Autorialità postmoderna? Forse, più semplicemente, l’unico modo possibile per trovare un filo in una narrazione ostica, in cui l’oggettività o la «verità» sembrano continuamente sfuggire, visto che i testimoni cambiano spesso le loro versioni, e non si è mai sicuri se quanto raccontano sono fatti o fantasie, esperienze vissute o topoi di un diffuso immaginario.

LA RICOSTRUZIONE del processo avviene attorno alla enigmatica figura di Agnese, la Badessa, che racchiude in sé tutti gli aspetti della vicenda: prende i voti per costrizione più che per vocazione, ma fin da giovane ha (o riferisce) intense esperienze mistiche, apparizioni, dialoghi con Cristo, crocifissioni estatiche, premonizioni, produzione di «latte di vergine» e molto altro: eventi che creano attorno a sé un’aura di santità legittimata da alcuni confessori, in specie da Giovanni da Capistrano che ne scrive una Vita ricalcata su modelli agiografici (opera che gli costerà a sua volta la condanna). Agnese è quasi certamente vittima di abusi sessuali, e i rapporti con i confessori (prima e dopo la clausura) sono densi di imposizioni penitenziali ambiguamente sessualizzate.

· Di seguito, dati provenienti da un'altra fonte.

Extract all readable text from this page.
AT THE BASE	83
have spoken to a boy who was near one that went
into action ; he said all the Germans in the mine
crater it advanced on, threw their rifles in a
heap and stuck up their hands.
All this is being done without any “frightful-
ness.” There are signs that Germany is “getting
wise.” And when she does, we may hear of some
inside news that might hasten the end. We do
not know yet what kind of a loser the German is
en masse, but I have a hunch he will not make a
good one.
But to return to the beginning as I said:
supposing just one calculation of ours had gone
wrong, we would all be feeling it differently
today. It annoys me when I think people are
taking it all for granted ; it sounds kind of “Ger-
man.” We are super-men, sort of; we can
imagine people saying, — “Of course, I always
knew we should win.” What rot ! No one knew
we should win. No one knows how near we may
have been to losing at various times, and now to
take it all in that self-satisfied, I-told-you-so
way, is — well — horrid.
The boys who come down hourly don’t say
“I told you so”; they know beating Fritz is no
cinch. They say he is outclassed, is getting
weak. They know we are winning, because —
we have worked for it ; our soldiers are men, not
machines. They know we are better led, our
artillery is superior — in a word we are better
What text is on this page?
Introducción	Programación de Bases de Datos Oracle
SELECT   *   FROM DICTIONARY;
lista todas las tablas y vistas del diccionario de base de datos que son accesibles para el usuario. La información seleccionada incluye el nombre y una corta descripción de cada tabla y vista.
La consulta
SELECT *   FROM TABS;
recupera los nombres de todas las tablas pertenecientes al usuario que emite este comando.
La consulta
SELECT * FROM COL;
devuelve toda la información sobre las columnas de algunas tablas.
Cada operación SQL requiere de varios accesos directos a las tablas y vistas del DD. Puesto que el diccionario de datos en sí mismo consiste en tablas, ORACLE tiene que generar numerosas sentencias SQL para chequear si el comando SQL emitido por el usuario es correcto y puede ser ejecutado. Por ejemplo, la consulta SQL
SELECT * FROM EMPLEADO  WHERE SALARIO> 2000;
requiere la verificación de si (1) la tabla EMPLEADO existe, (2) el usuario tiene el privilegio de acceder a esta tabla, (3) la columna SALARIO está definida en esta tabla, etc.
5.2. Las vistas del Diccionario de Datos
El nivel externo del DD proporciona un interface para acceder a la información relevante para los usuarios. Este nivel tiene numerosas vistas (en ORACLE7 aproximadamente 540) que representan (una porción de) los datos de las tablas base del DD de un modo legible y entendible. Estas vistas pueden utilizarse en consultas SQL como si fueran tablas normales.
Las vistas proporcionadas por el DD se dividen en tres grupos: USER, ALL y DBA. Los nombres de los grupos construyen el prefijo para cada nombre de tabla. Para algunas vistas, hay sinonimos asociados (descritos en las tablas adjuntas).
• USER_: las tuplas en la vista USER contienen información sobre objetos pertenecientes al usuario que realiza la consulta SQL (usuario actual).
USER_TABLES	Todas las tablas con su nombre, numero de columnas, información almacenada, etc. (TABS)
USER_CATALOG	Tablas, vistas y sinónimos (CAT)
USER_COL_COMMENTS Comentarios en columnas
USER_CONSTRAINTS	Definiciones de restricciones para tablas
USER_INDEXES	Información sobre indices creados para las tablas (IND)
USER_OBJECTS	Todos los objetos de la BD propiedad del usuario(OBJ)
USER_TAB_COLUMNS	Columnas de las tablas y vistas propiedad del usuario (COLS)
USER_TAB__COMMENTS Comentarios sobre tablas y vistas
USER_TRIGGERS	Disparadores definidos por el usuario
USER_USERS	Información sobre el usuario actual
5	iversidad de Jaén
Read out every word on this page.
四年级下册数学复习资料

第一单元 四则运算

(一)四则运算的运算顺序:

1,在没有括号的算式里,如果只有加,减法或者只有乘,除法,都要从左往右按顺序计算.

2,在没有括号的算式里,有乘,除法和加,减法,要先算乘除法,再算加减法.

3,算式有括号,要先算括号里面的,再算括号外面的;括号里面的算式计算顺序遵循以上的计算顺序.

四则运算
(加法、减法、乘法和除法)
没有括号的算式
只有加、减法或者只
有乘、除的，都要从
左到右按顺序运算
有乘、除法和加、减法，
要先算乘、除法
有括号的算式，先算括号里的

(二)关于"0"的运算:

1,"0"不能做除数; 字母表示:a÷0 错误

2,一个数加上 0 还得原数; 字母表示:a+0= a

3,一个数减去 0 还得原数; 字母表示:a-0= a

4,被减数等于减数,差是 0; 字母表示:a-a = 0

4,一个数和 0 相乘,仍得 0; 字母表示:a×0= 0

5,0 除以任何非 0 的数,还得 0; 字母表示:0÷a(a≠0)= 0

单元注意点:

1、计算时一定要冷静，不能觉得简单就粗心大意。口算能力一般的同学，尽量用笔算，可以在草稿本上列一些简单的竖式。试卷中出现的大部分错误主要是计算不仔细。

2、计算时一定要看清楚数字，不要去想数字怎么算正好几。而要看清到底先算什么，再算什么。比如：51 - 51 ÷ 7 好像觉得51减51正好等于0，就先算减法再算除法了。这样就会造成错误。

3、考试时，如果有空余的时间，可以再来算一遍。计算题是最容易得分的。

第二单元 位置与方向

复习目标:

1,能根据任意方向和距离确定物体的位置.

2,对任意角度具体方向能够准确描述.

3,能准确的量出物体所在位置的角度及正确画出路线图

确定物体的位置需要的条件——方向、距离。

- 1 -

AL TEMPO STESSO, quando prende il controllo del monastero, riproduce un atteggiamento di dominio violento e di abuso nei confronti delle altre monache – fino, secondo testimonianze convergenti, a ricorrere all’avvelenamento. Prima vittima poi carnefice, dunque; e poi ancora vittima di un sapere-potere tutto maschile, che nel processo la assimila fin dall’inizio agli stereotipi della donna falsa e mentitrice, sopraffatta dal desiderio e immersa nelle proprie fantasie – quel tipo che di lì a poco si sarebbe chiamato «isterico». Rai propone almeno due diversi livelli di lettura. Prima di tutto, colloca la vicenda di Montecastrilli in una storia di lunga durata della Controriforma e dei suoi tentativi di disciplinare il clero, oltre che l’intera società cattolica. Esigenza disciplinare che si fa sentire proprio in quei primi decenni dell’Ottocento, con alle spalle la «barbarie» napoleonica e nel futuro l’incubo della distruzione dell’antico regime e della sua intera visione del mondo. Le incontrollate esplosioni di misticismo femminile, più tollerate in passato, sarebbero apparse fra i fenomeni più pericolosi da controllare – quasi fatte apposta per nutrire la propaganda liberale.

SE CIÒ SPIEGA la virulenza dei tribunali, non dà però conto del contesto sociologico e culturale nel quale quei fenomeni maturano. La comparazione con casi analoghi cui l’autrice accenna, sia ottocenteschi che di secoli precedenti, rimanda a un’antropologia dei microuniversi dei conventi di clausura, che riproducono ruoli e modelli di soggettività catturati in vortici di sofferenza e mortificazione, misticismo, violenza e potere sessualizzati.

Ma l’autrice propone anche una seconda chiave di lettura. Come i lettori, è sbigottita dall’enormità di quanto emerge dalle fonti, e vi coglie qualcosa che va al di là dello specifico contesto storico: una «questione senza tempo», la chiama. Si tratta di ciò che oggi chiamiamo «abuso», un rapporto di sopraffazione e sfruttamento radicato in una radicale sperequazione di potere e che investe sistematicamente la dimensione sessuale (come ben dimostra la sociologia di altre istituzioni totali).

Apparirebbe qui dunque una dimensione universale della violenza, che per così dire non dipende dalla psicologia o dalla morale dei soggetti ma plasma quella psicologia e quella morale. Ipotesi senz’altro plausibile, che lascia però aperto il problema di comprendere quel nesso fra estasi o sofferenza mistica, corpo femminile e sessualità negata che emerge a Montecastrilli alle soglie dell’età contemporanea.